Spring Flowers in a Field

You can encounter an insight hundreds of times without it really catching hold in your mind–like a burr catches hold of your pant leg as you tramp through the autumn fields. And even a burr doesn’t hang on forever; since its function is to travel to another place and seed a future for itself.

Anyone who reads a bit in the writings of Eastern spiritual traditions, which have blown across the Pacific Ocean like seeds carried on the trade winds of time, will encounter the idea that our knowledge will be limited as long as we view the world, outside, as different and separated from the one inside (since when we view the world as objectively real and at a distance from ourselves, we guarantee that intimacy and comfort will remain fleeting exceptions to our daily frustrations).

“It is through your subjective demands in the wake of the loss of intrinsic awareness that you are drifting in this world of fictitious being . . .” Kindly Bent to Ease Us.”, Longchenpa

In the writings of Longchenpa, which have winged their way from the 14th century to the 21st, the phrases “subjective demands”, “intrinsic awareness”, and “fictitious being” are elaborated in considered detail. One of those details is that when we try to investigate a “subject” placing “demands” on “intrinsic awareness” we can’t avoid relying on this familiar “fictitious reality”, since every statement we make involves a subject acting on, or verbalizing about, an objective, pre-established world. We seem condemned to always reduce the profound to the ordinary–the moment we open our mouths or pick up a pen.

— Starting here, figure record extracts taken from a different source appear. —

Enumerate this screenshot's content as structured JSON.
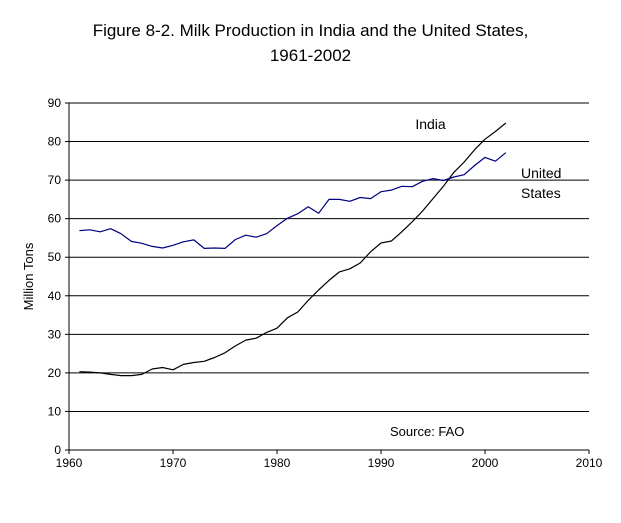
{
  "chart_data": {
    "type": "line",
    "title_line1": "Figure 8-2. Milk Production in India and the United States,",
    "title_line2": "1961-2002",
    "xlabel": "",
    "ylabel": "Million Tons",
    "xlim": [
      1960,
      2010
    ],
    "ylim": [
      0,
      90
    ],
    "x_ticks": [
      1960,
      1970,
      1980,
      1990,
      2000,
      2010
    ],
    "y_ticks": [
      0,
      10,
      20,
      30,
      40,
      50,
      60,
      70,
      80,
      90
    ],
    "grid": "horizontal",
    "annotation": "Source: FAO",
    "x": [
      1961,
      1962,
      1963,
      1964,
      1965,
      1966,
      1967,
      1968,
      1969,
      1970,
      1971,
      1972,
      1973,
      1974,
      1975,
      1976,
      1977,
      1978,
      1979,
      1980,
      1981,
      1982,
      1983,
      1984,
      1985,
      1986,
      1987,
      1988,
      1989,
      1990,
      1991,
      1992,
      1993,
      1994,
      1995,
      1996,
      1997,
      1998,
      1999,
      2000,
      2001,
      2002
    ],
    "series": [
      {
        "name": "India",
        "label_lines": [
          "India"
        ],
        "color": "#000000",
        "values": [
          20.3,
          20.2,
          20.0,
          19.6,
          19.3,
          19.3,
          19.6,
          21.0,
          21.4,
          20.8,
          22.2,
          22.7,
          23.0,
          24.0,
          25.2,
          27.0,
          28.5,
          29.0,
          30.5,
          31.6,
          34.3,
          35.8,
          38.8,
          41.5,
          44.0,
          46.2,
          47.0,
          48.5,
          51.4,
          53.7,
          54.2,
          56.6,
          59.2,
          62.0,
          65.2,
          68.4,
          72.0,
          74.7,
          77.9,
          80.6,
          82.6,
          84.8
        ],
        "label_year": 1993.3,
        "label_value": 83.3
      },
      {
        "name": "United States",
        "label_lines": [
          "United",
          "States"
        ],
        "color": "#000080",
        "values": [
          56.9,
          57.1,
          56.6,
          57.4,
          56.1,
          54.1,
          53.6,
          52.8,
          52.4,
          53.1,
          54.0,
          54.5,
          52.3,
          52.4,
          52.3,
          54.6,
          55.7,
          55.2,
          56.1,
          58.2,
          60.1,
          61.3,
          63.1,
          61.4,
          65.0,
          65.0,
          64.5,
          65.5,
          65.2,
          67.0,
          67.4,
          68.4,
          68.3,
          69.7,
          70.4,
          69.9,
          70.8,
          71.4,
          73.8,
          75.9,
          74.9,
          77.1
        ]
      }
    ]
  }
}
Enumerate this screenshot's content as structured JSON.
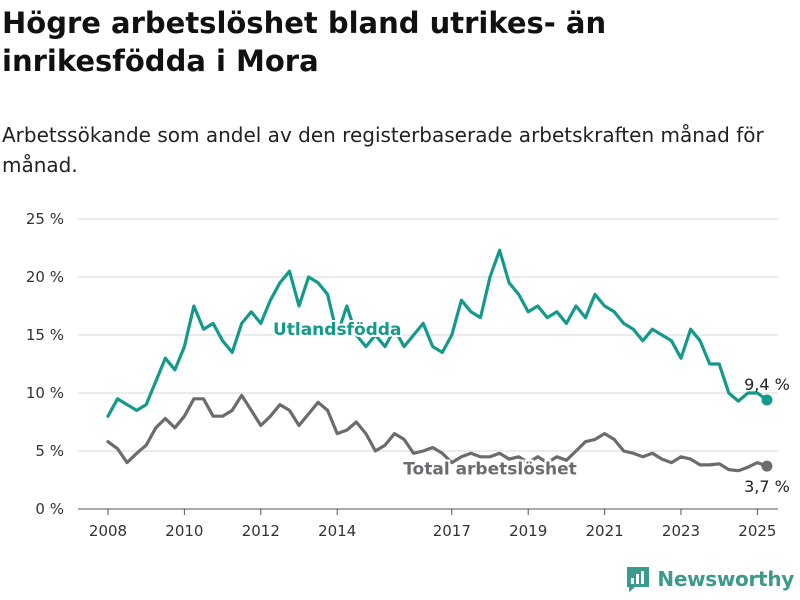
{
  "header": {
    "title": "Högre arbetslöshet bland utrikes- än inrikesfödda i Mora",
    "subtitle": "Arbetssökande som andel av den registerbaserade arbetskraften månad för månad."
  },
  "brand": {
    "name": "Newsworthy",
    "logo_icon": "bar-chart-logo-icon",
    "color": "#3b9a8c"
  },
  "chart_data": {
    "type": "line",
    "title": "",
    "xlabel": "",
    "ylabel": "",
    "x_range": [
      "2008-01",
      "2025-06"
    ],
    "ylim": [
      0,
      25
    ],
    "y_ticks": [
      0,
      5,
      10,
      15,
      20,
      25
    ],
    "y_tick_labels": [
      "0 %",
      "5 %",
      "10 %",
      "15 %",
      "20 %",
      "25 %"
    ],
    "x_ticks": [
      "2008",
      "2010",
      "2012",
      "2014",
      "2017",
      "2019",
      "2021",
      "2023",
      "2025"
    ],
    "grid": "horizontal",
    "series": [
      {
        "name": "Utlandsfödda",
        "color": "#149a8a",
        "end_label": "9,4 %",
        "points": [
          [
            "2008-01",
            8.0
          ],
          [
            "2008-04",
            9.5
          ],
          [
            "2008-07",
            9.0
          ],
          [
            "2008-10",
            8.5
          ],
          [
            "2009-01",
            9.0
          ],
          [
            "2009-04",
            11.0
          ],
          [
            "2009-07",
            13.0
          ],
          [
            "2009-10",
            12.0
          ],
          [
            "2010-01",
            14.0
          ],
          [
            "2010-04",
            17.5
          ],
          [
            "2010-07",
            15.5
          ],
          [
            "2010-10",
            16.0
          ],
          [
            "2011-01",
            14.5
          ],
          [
            "2011-04",
            13.5
          ],
          [
            "2011-07",
            16.0
          ],
          [
            "2011-10",
            17.0
          ],
          [
            "2012-01",
            16.0
          ],
          [
            "2012-04",
            18.0
          ],
          [
            "2012-07",
            19.5
          ],
          [
            "2012-10",
            20.5
          ],
          [
            "2013-01",
            17.5
          ],
          [
            "2013-04",
            20.0
          ],
          [
            "2013-07",
            19.5
          ],
          [
            "2013-10",
            18.5
          ],
          [
            "2014-01",
            15.0
          ],
          [
            "2014-04",
            17.5
          ],
          [
            "2014-07",
            15.0
          ],
          [
            "2014-10",
            14.0
          ],
          [
            "2015-01",
            15.0
          ],
          [
            "2015-04",
            14.0
          ],
          [
            "2015-07",
            15.5
          ],
          [
            "2015-10",
            14.0
          ],
          [
            "2016-01",
            15.0
          ],
          [
            "2016-04",
            16.0
          ],
          [
            "2016-07",
            14.0
          ],
          [
            "2016-10",
            13.5
          ],
          [
            "2017-01",
            15.0
          ],
          [
            "2017-04",
            18.0
          ],
          [
            "2017-07",
            17.0
          ],
          [
            "2017-10",
            16.5
          ],
          [
            "2018-01",
            20.0
          ],
          [
            "2018-04",
            22.3
          ],
          [
            "2018-07",
            19.5
          ],
          [
            "2018-10",
            18.5
          ],
          [
            "2019-01",
            17.0
          ],
          [
            "2019-04",
            17.5
          ],
          [
            "2019-07",
            16.5
          ],
          [
            "2019-10",
            17.0
          ],
          [
            "2020-01",
            16.0
          ],
          [
            "2020-04",
            17.5
          ],
          [
            "2020-07",
            16.5
          ],
          [
            "2020-10",
            18.5
          ],
          [
            "2021-01",
            17.5
          ],
          [
            "2021-04",
            17.0
          ],
          [
            "2021-07",
            16.0
          ],
          [
            "2021-10",
            15.5
          ],
          [
            "2022-01",
            14.5
          ],
          [
            "2022-04",
            15.5
          ],
          [
            "2022-07",
            15.0
          ],
          [
            "2022-10",
            14.5
          ],
          [
            "2023-01",
            13.0
          ],
          [
            "2023-04",
            15.5
          ],
          [
            "2023-07",
            14.5
          ],
          [
            "2023-10",
            12.5
          ],
          [
            "2024-01",
            12.5
          ],
          [
            "2024-04",
            10.0
          ],
          [
            "2024-07",
            9.3
          ],
          [
            "2024-10",
            10.0
          ],
          [
            "2025-01",
            10.0
          ],
          [
            "2025-04",
            9.4
          ]
        ]
      },
      {
        "name": "Total arbetslöshet",
        "color": "#6b6b70",
        "end_label": "3,7 %",
        "points": [
          [
            "2008-01",
            5.8
          ],
          [
            "2008-04",
            5.2
          ],
          [
            "2008-07",
            4.0
          ],
          [
            "2008-10",
            4.8
          ],
          [
            "2009-01",
            5.5
          ],
          [
            "2009-04",
            7.0
          ],
          [
            "2009-07",
            7.8
          ],
          [
            "2009-10",
            7.0
          ],
          [
            "2010-01",
            8.0
          ],
          [
            "2010-04",
            9.5
          ],
          [
            "2010-07",
            9.5
          ],
          [
            "2010-10",
            8.0
          ],
          [
            "2011-01",
            8.0
          ],
          [
            "2011-04",
            8.5
          ],
          [
            "2011-07",
            9.8
          ],
          [
            "2011-10",
            8.5
          ],
          [
            "2012-01",
            7.2
          ],
          [
            "2012-04",
            8.0
          ],
          [
            "2012-07",
            9.0
          ],
          [
            "2012-10",
            8.5
          ],
          [
            "2013-01",
            7.2
          ],
          [
            "2013-04",
            8.2
          ],
          [
            "2013-07",
            9.2
          ],
          [
            "2013-10",
            8.5
          ],
          [
            "2014-01",
            6.5
          ],
          [
            "2014-04",
            6.8
          ],
          [
            "2014-07",
            7.5
          ],
          [
            "2014-10",
            6.5
          ],
          [
            "2015-01",
            5.0
          ],
          [
            "2015-04",
            5.5
          ],
          [
            "2015-07",
            6.5
          ],
          [
            "2015-10",
            6.0
          ],
          [
            "2016-01",
            4.8
          ],
          [
            "2016-04",
            5.0
          ],
          [
            "2016-07",
            5.3
          ],
          [
            "2016-10",
            4.8
          ],
          [
            "2017-01",
            4.0
          ],
          [
            "2017-04",
            4.5
          ],
          [
            "2017-07",
            4.8
          ],
          [
            "2017-10",
            4.5
          ],
          [
            "2018-01",
            4.5
          ],
          [
            "2018-04",
            4.8
          ],
          [
            "2018-07",
            4.3
          ],
          [
            "2018-10",
            4.5
          ],
          [
            "2019-01",
            4.0
          ],
          [
            "2019-04",
            4.5
          ],
          [
            "2019-07",
            4.0
          ],
          [
            "2019-10",
            4.5
          ],
          [
            "2020-01",
            4.2
          ],
          [
            "2020-04",
            5.0
          ],
          [
            "2020-07",
            5.8
          ],
          [
            "2020-10",
            6.0
          ],
          [
            "2021-01",
            6.5
          ],
          [
            "2021-04",
            6.0
          ],
          [
            "2021-07",
            5.0
          ],
          [
            "2021-10",
            4.8
          ],
          [
            "2022-01",
            4.5
          ],
          [
            "2022-04",
            4.8
          ],
          [
            "2022-07",
            4.3
          ],
          [
            "2022-10",
            4.0
          ],
          [
            "2023-01",
            4.5
          ],
          [
            "2023-04",
            4.3
          ],
          [
            "2023-07",
            3.8
          ],
          [
            "2023-10",
            3.8
          ],
          [
            "2024-01",
            3.9
          ],
          [
            "2024-04",
            3.4
          ],
          [
            "2024-07",
            3.3
          ],
          [
            "2024-10",
            3.6
          ],
          [
            "2025-01",
            4.0
          ],
          [
            "2025-04",
            3.7
          ]
        ]
      }
    ]
  }
}
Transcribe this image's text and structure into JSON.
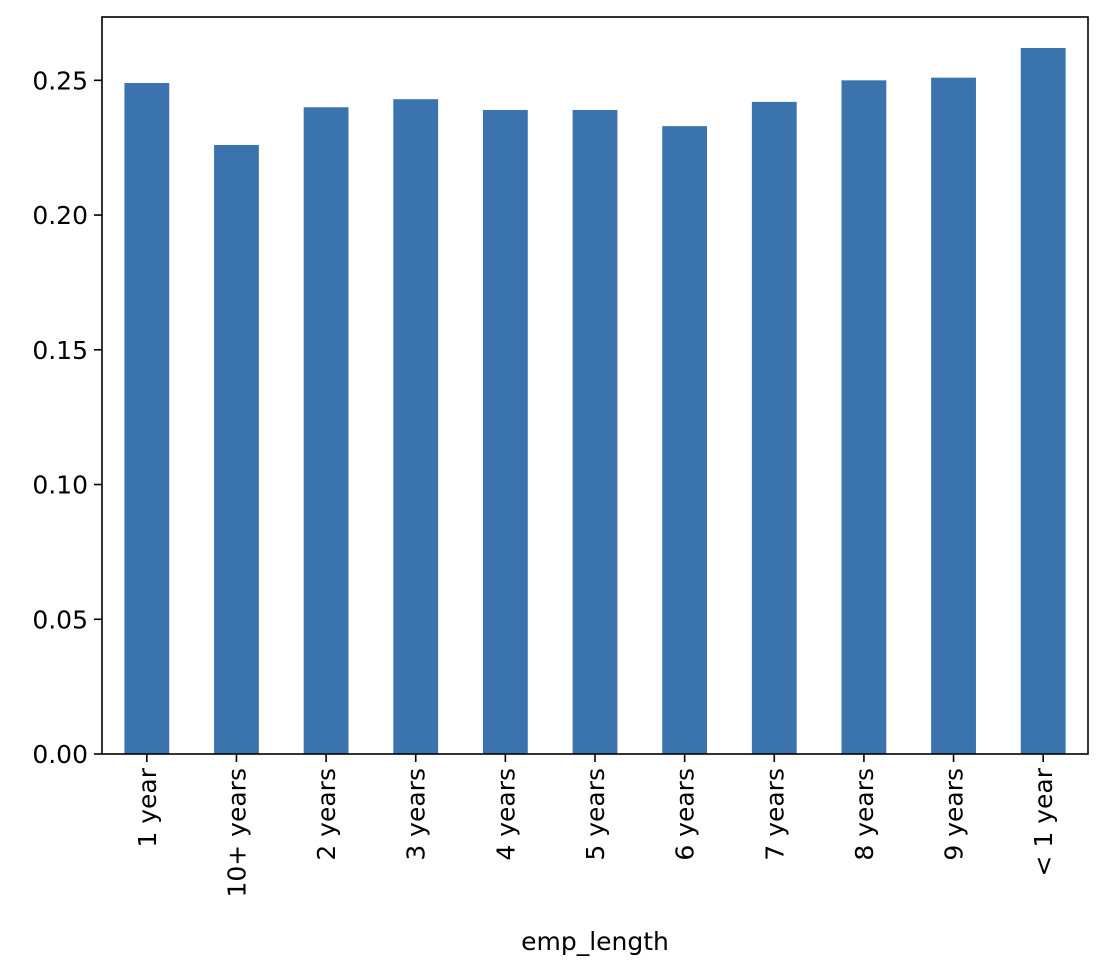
{
  "chart_data": {
    "type": "bar",
    "title": "",
    "xlabel": "emp_length",
    "ylabel": "",
    "categories": [
      "1 year",
      "10+ years",
      "2 years",
      "3 years",
      "4 years",
      "5 years",
      "6 years",
      "7 years",
      "8 years",
      "9 years",
      "< 1 year"
    ],
    "values": [
      0.249,
      0.226,
      0.24,
      0.243,
      0.239,
      0.239,
      0.233,
      0.242,
      0.25,
      0.251,
      0.262
    ],
    "ylim": [
      0,
      0.2735
    ],
    "yticks": [
      0.0,
      0.05,
      0.1,
      0.15,
      0.2,
      0.25
    ],
    "ytick_labels": [
      "0.00",
      "0.05",
      "0.10",
      "0.15",
      "0.20",
      "0.25"
    ],
    "bar_color": "#3a73ad",
    "grid": false,
    "legend": false
  }
}
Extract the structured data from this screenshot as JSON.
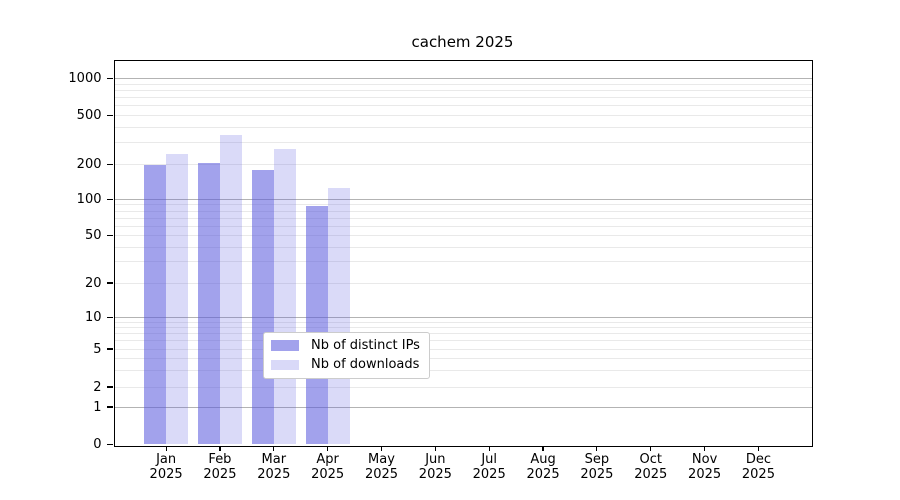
{
  "title": "cachem 2025",
  "chart_data": {
    "type": "bar",
    "title": "cachem 2025",
    "categories": [
      "Jan",
      "Feb",
      "Mar",
      "Apr",
      "May",
      "Jun",
      "Jul",
      "Aug",
      "Sep",
      "Oct",
      "Nov",
      "Dec"
    ],
    "year_label": "2025",
    "series": [
      {
        "name": "Nb of distinct IPs",
        "color": "#a2a2ec",
        "bar_fill": "rgba(85,85,221,0.55)",
        "values": [
          197,
          205,
          178,
          88,
          0,
          0,
          0,
          0,
          0,
          0,
          0,
          0
        ]
      },
      {
        "name": "Nb of downloads",
        "color": "#d9d9f8",
        "bar_fill": "rgba(85,85,221,0.22)",
        "values": [
          245,
          350,
          265,
          126,
          0,
          0,
          0,
          0,
          0,
          0,
          0,
          0
        ]
      }
    ],
    "yticks": [
      0,
      1,
      2,
      5,
      10,
      20,
      50,
      100,
      200,
      500,
      1000
    ],
    "ylim": [
      0,
      1400
    ],
    "yscale": "log-like (symlog: logarithmic above 1, linear 0-1)",
    "grid": "horizontal; dark lines at 1,10,100,1000; faint lines at 2-9 multiples",
    "legend_position": "inside, lower middle",
    "xlabel": "",
    "ylabel": ""
  },
  "colors": {
    "axis": "#000000",
    "major_grid": "#b3b3b3",
    "minor_grid": "#e9e9e9",
    "legend_border": "#cccccc",
    "background": "#ffffff"
  }
}
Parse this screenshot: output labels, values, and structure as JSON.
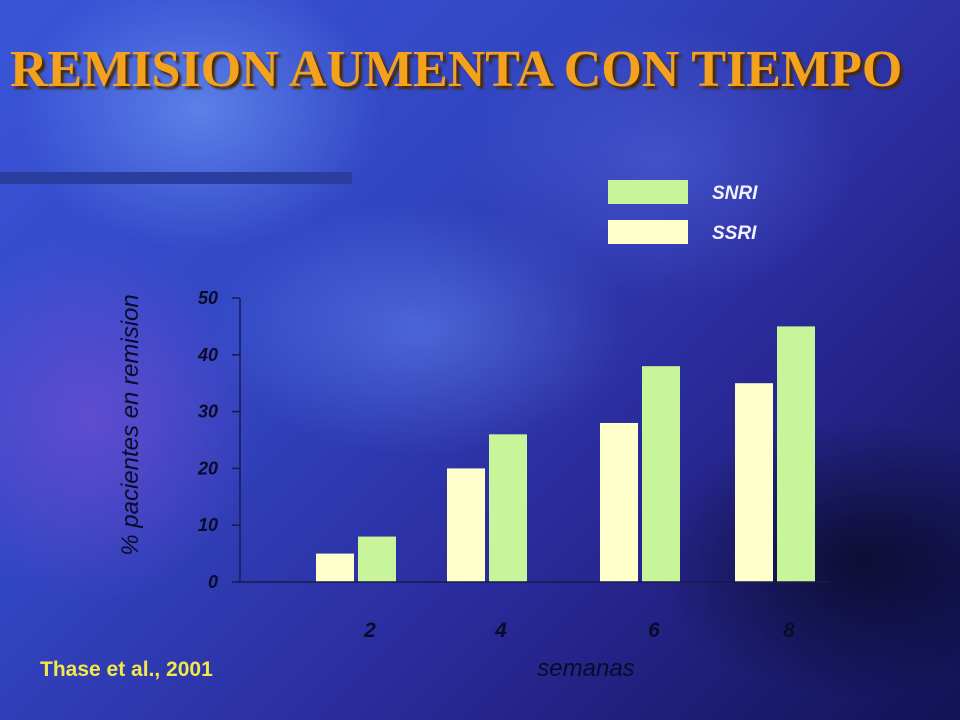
{
  "slide": {
    "title": "REMISION AUMENTA CON TIEMPO",
    "citation": "Thase et al., 2001"
  },
  "colors": {
    "title": "#f4a21e",
    "snri": "#c8f59a",
    "ssri": "#ffffcc",
    "citation": "#f2e84a"
  },
  "chart_data": {
    "type": "bar",
    "categories": [
      "2",
      "4",
      "6",
      "8"
    ],
    "series": [
      {
        "name": "SSRI",
        "values": [
          5,
          20,
          28,
          35
        ]
      },
      {
        "name": "SNRI",
        "values": [
          8,
          26,
          38,
          45
        ]
      }
    ],
    "xlabel": "semanas",
    "ylabel": "% pacientes en remision",
    "ylim": [
      0,
      50
    ],
    "yticks": [
      "0",
      "10",
      "20",
      "30",
      "40",
      "50"
    ],
    "grid": false,
    "legend": {
      "placement": "top-right",
      "entries": [
        {
          "label": "SNRI",
          "series": "SNRI"
        },
        {
          "label": "SSRI",
          "series": "SSRI"
        }
      ]
    }
  }
}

Just as a horse’s subjective demand for grass makes him bend his head down and thereby turn away from the vast canopy of blue sky above him, so do I treat all and everything that presents itself to my awareness as food for my senses and tasks assigned for my mind and hands.

Of course, any spiritual tradition worth its salt doesn’t leave us stranded in the limitations that it exposes.

It’s not as if there is an intrinsic problem with being someone who inhabits and places “subjective demands” on the greater Being (“intrinsic awareness”) in which we all live. It’s just that this dynamic gives us a distorted image of the wholeness of this greater Being. And like someone in a gallery of “fun mirrors”, in which strange, distorted versions of our familiar body image makes us laugh, we are not obliged to ignore what we know of this inherent wholeness, just because an elongated image with a balloon head is waving back at us.

A little laughter may well be the best medicine when we find ourselves campaigning for a position amidst the vast cloud banks of greater Being–without which we could not see, act or even be.

If a horse eating the grass beneath his soft, nubbled mouth, should hear an apple fall from a tree at the edge of the field, he may not have a Newtonian insight about gravity, but he will appreciate its delicious flavor. How could he not? Horse, grass, apple, blue sky above: they’re all bobbing along in concert and cannot help but carry the flavor of the greater Being in which they drift.

Like earth, air, water, and fire, just so do subject and object, “intrinsic awareness” and “fictitious being, self and world arise in the greater whole that is their true nature. And we will continue dancing in this greater whole as long as we are living beings with mind and hearts, interests and loyalties. It’s a dance among the stars and all living beings are invited to join in.

Sometimes, like an apple setting sail from a tree at the edge of a field, we will start a new and unpremeditated journey, as we stumble from some frozen delusion and find ourselves resting face down upon the earth.

Boris Pasternak, in one of his Zhivago poems, quotes a Russian proverb: “To live your life is not to cross a field.” But perhaps during our lifetimes we are crossing a field—not to get to the other side, but to sample the grass and enjoy the apples that come our way. And at each moment we are free to realize that we are not other than the spring flowers which drink in the rain and turn their faces to the Sun.

4 comments to “Spring Flowers in a Field”
  1. Thanks for the image of you and your contented body, Ken. I’m imagining you in another life time as a horse, scratching your belly on a fence post, and whinning with delight at the fine sping day with its breeze coming off adjacent fields.

  2. I liked this, “…even a burr doesn’t hang on forever; since its function is to travel to another place and seed a future for itself.”

    It set mind off like a dandelion seed dispersed in the winds of time, some coalesce in a definitive kind of whole, and while others continue to disperse in the flow…feeling the allowing openness of it knows the capacity for knowing… imagining the bits or dots in space from 1 to 15 that have not yet cohered, like bits and fragments of feelings and incoherent and indistinct inclinations or dyspathy. Pre-ideas that are not yet ‘definitive’ things teeming…

    “Beneath the surface interactions of entities situated in a presupposed field, prior to the pre-established knowings…”
    ‘Dynamics of Time and Space’, Tarthang Tulku, p64

  3. Alas, i find that mind can runaway with images that never coalese enough to be a seed for anything. In the absence of inner calm–I state I seem to be in this morning–nothing stays in focus long enough to be planted, let alone to reach toward a future in harmony with a longer range of time.